Editor's Notebook: Illinois is changing. That may be a difficult reality for some to accept
The picture of the mosque shown on the network news that terrible week of September 11 looked familiar. And for good reason. Just last summer, Illinois Issues featured the Mosque Foundation in the southwest suburban community of Bridgeview, part of the magazine’s ongoing series of assessments on social and cultural shifts in our state.
Now, unfortunately, the world was taking our measure, too. NBC showed a carload of kids driving past the Bridgeview mosque, shouting and waving an American flag. Alongside this image was another: a young Illinois mother, wearing head covering as required by her Islamic faith, on a sidewalk with her children. Out of fear for their safety, it seems, Muslim mothers like her were choosing to keep their children home from school.
Maureen Foertsch McKinney, who reported and wrote the magazine’s in-depth look at Middle Eastern immigration in the southwest suburban region (see “Hotdogs and hummus,” June, page 14), says the truth is that many Arab Americans come to this country so that they can protect their children from violence in their homelands.
In the televised report, one Arab American noted that she has been here some 18 years now. What she didn’t say is that, most likely, this is longer than those flag-waving kids have been alive.
McKinney documented the tensions in previously all-white communities. “The suburbs to the southwest of Chicago,” she wrote, “have never been known for eagerness to embrace diversity. Nevertheless, diversity is beginning to embrace them.”
This may be a difficult reality for some. Our country has been a majority-white culture throughout most of its history. But the nation is changing. So is Illinois. It’s happening on a religious level, on a cultural level and on a racial level. And, not coincidentally, on a political level.
There is no question Islam is a growing religion in Illinois. And no question that the Arab population is growing in the southwest suburbs. In fact, that region accounts for almost a third of metropolitan Chicago’s approximately 150,000-strong Arab community, the nation’s third-largest.

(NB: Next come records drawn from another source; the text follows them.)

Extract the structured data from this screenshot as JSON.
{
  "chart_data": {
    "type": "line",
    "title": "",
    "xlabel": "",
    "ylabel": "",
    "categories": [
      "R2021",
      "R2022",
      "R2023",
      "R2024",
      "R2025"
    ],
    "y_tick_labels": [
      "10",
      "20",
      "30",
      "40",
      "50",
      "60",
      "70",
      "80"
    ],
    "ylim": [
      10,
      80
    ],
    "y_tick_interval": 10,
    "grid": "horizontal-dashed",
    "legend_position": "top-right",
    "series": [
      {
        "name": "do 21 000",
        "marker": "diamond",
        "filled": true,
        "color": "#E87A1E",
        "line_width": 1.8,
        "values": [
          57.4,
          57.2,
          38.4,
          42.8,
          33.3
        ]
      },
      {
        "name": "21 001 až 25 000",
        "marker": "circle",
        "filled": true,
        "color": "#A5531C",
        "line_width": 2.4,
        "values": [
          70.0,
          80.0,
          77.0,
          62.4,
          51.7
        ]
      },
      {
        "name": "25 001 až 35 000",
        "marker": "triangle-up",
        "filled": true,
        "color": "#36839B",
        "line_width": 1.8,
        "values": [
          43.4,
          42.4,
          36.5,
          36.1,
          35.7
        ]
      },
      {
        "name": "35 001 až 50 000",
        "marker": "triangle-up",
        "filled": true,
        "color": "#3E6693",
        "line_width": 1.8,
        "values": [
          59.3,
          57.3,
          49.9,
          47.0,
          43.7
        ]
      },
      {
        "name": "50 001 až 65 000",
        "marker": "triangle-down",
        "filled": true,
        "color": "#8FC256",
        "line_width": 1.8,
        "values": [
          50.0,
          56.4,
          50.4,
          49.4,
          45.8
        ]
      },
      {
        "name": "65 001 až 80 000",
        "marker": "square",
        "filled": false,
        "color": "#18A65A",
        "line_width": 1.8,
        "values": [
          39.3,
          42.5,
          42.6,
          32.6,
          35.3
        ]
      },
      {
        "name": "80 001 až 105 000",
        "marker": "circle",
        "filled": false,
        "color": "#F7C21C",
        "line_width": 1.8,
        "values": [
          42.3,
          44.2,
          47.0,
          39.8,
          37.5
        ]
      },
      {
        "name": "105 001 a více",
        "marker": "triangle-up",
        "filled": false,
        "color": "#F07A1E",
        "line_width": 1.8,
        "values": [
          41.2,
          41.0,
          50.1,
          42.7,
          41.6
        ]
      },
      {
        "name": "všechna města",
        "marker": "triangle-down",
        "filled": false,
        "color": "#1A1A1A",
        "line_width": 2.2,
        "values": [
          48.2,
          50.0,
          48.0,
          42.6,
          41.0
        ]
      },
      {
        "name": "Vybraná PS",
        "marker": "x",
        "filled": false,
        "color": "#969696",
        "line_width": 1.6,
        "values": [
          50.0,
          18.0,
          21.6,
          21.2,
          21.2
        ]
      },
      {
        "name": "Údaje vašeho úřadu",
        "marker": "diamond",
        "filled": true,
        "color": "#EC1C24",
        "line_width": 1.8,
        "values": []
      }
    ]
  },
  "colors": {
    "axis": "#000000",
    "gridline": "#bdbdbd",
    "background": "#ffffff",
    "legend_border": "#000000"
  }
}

This state’s Asian population is increasing, too. Stephanie Zimmermann writes in “Naperville, meet Asia” (see page 22) that the DuPage County community’s Asian and Pacific Islander population was 1,179 in 1980 and 4,133 in 1990. In 2000, when Asians were counted separately from Pacific Islanders, Zimmermann writes, “there were a whopping 12,380 Asians in Naperville, or about 9.6 percent of the total population.”
Naperville School District 203 counts among its students Indians, Pakistanis, Koreans, Chinese, Taiwanese, Japanese, Indonesians, Cambodians, Thais, Vietnamese and Laotians. “The world is changing,” Miriam Yeung, the district’s curriculum coordinator for the English as a Second Language Program, told Zimmermann.
Indeed, it is. Beardstown has added Spanish-speaking teachers to serve that downstate community’s growing Hispanic population. Lisa Kernek wrote last month that the town experienced a nearly 2,000 percent increase in its Hispanic population between 1990 and 2000, the steepest rise in the state, according to U.S. Census Bureau figures (see “Growing pains,” September, page 21).
What’s striking is that Beardstown is far from any major urban area. That is precisely the theme Dave McKinney develops in this month’s cover story, “The new immigrants,” which begins on page 16. An increasing number of immigrant families are sidestepping urban neighborhoods altogether. They’re settling instead in the smaller communities that dot the state. That means diversity is spreading throughout Illinois.
And, as we read in the columns on pages 6, 41 and 42, the reality of these social and cultural shifts will be reflected in the state’s political makeup.
Immigrants are not on the periphery of who we are. They are Illinois.